It is clear that for lean NG, a hydrogen volume fraction of up to 98% still falls within the expected Wobbe number, while for rich NG, it can only go up to 43%, thus being more susceptible to hydrogen injection. To solve concerns with respect to flame detection, Gondal I. A. [68] suggested the use of burner heads and sealings that have been rated to operate on a full range of H 2 /NG mixtures.
Another parameter influenced by hydrogen blending is the laminar/turbulent flame speed on devices such as boilers’ gas burners and gas turbines. Donohoe et al. [69] showed that, for instance, while a 20% H 2 injection in gas turbines can cause a laminar flame speed increase of just 5%, a turbulent flame speed would increase up to 20% [70].
Finally, regarding internal combustion engines running on natural gas (commonly used in power plants and some vehicles), the introduction of hydrogen into the NG mix has been observed to augment combustion temperatures and pressures, therefore increasing NOx emissions [50,71] and impacting on the performance of the engine. This issue needs to be addressed on a case-to-case basis, in accordance with the combustion attributes of each H 2 /NG blending.

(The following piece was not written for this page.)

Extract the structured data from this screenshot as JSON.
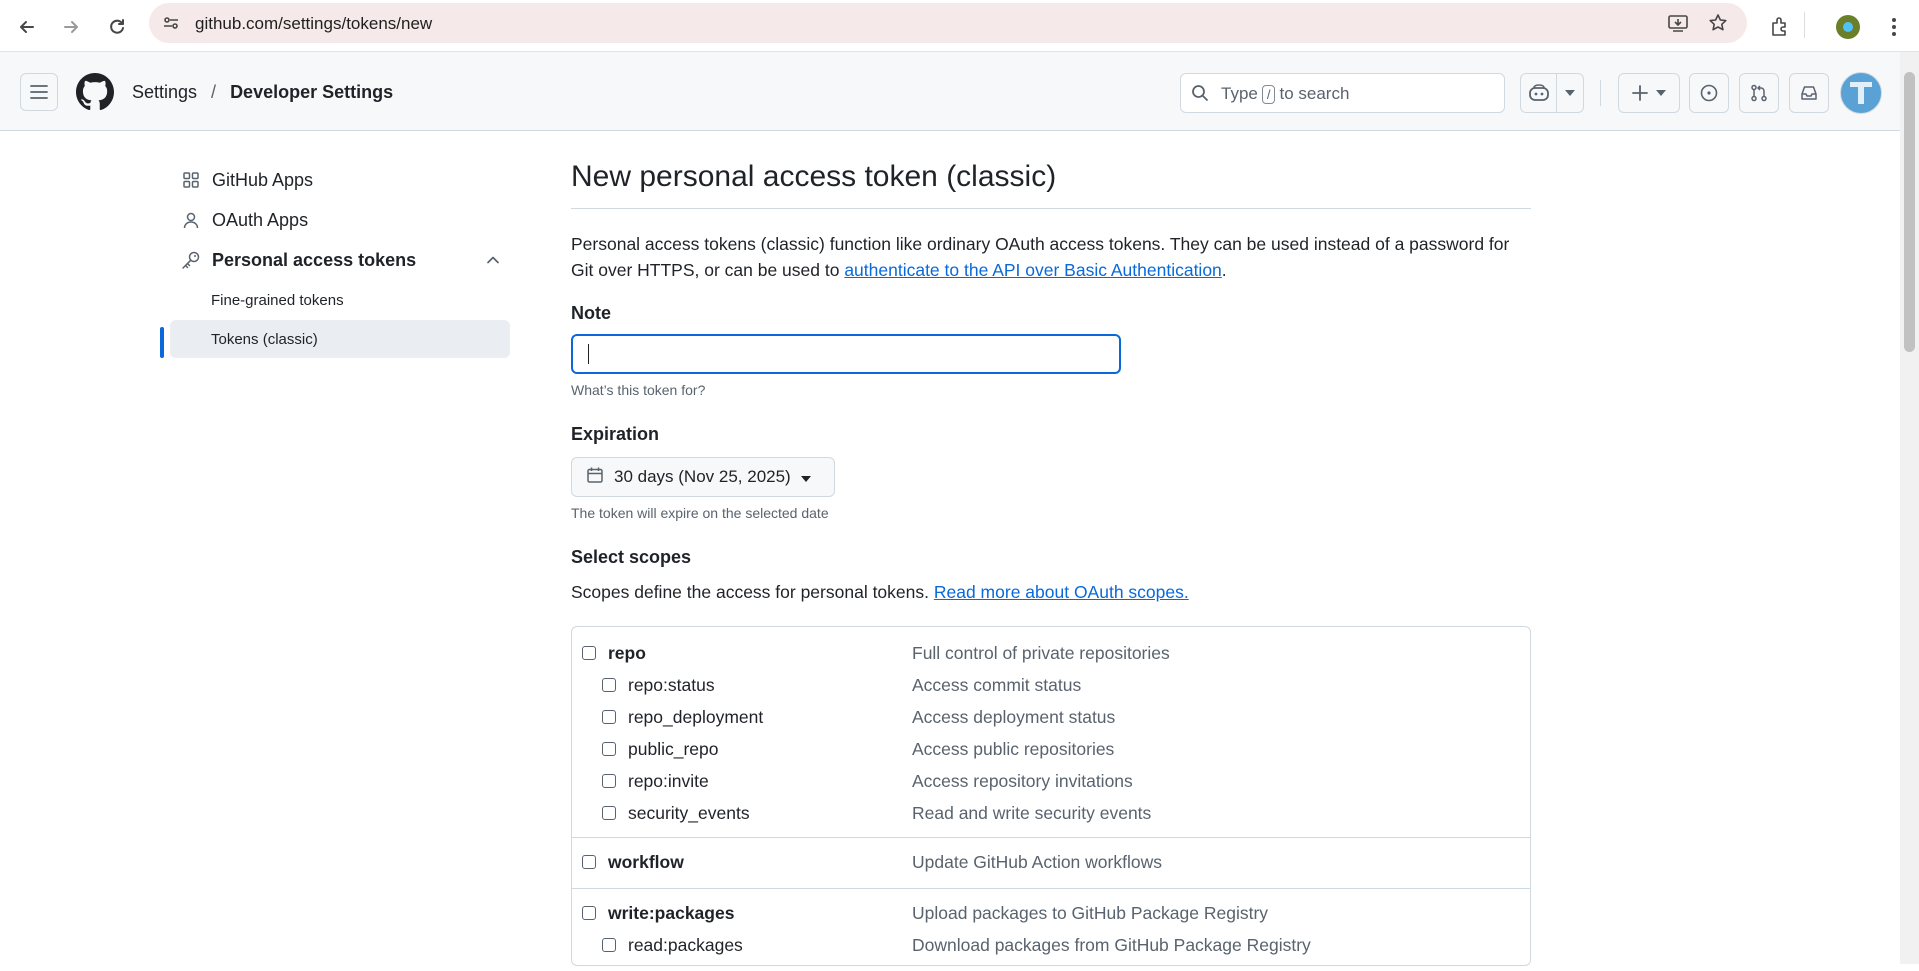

4. Hydrogen Integration in Power-to-Power Smart Grids

Another option for stored hydrogen is its later use in feeding the electric grid. Purposefully producing electrical energy using hydrogen turbines or stationary fuel-cell stations may be seen as an inefficient option. However, a power-to-power (P2P) configuration for hydrogen’s value chain can be interesting to implement from the standpoint of service systems [3]. Within the current strategy for decarbonizing the electric sector, hydrogen’s participation in the electricity supply market may strengthen the security of supply [72], namely through the storage of large amounts that then feed high-power fuel cells during the years of low water availability [73,74]. Figure 12 shows a schematic for a P2P configuration.
Currently, most renewable energy sources are already integrated into smart grids through battery, thermal, and hydrogen energy storage. The majority of the research performed today is on expanding and diversifying this implementation [75]. Lin and his co-authors [76] warned that in the current trajectory of scarcity of resources, replacing fossil fuels used in the production of electricity—namely through the application of energy carriers such as hydrogen—is an issue of utmost relevance; the dissemination of these green-energies in smart-cities is becoming even more important now due to environmental concerns and the continued increase in fossil fuel prices [77]. Eltigani and Masri [78] noted, however, that the instability of the supply of these renewable sources can have severe impacts on electricity grids, causing voltage fluctuation and frequency change, which naturally lessens the service quality of the network. As a solution, Li [79] proposed the installation of reliable smart monitoring technologies together with sensor and communication systems; even more, a power system network for future smart grids is suggested, where distribution structures and high-end power generators are connected through bidirectional energy flows [80]. Naturally, the widespread implementation of energy storage systems, namely the ones mentioned in Section 2, can also curtail the intermittence problems of renewable energy sources, as studied by Guney and Tepe [81]. Hakimi and Moghaddas-Tafreshi [82] recommended an innovative domestic smart-system controller for heating and cooling, which can increase the size of generators and decrease the hydrogen tanks’ capacity through better power consumption management. Bornapour et al. [83], on the other hand, suggested a stochastic model to analyze microgrids so as to better coordinate the schedule between renewable and thermal units, thus optimizing the amount of hydrogen to be stored.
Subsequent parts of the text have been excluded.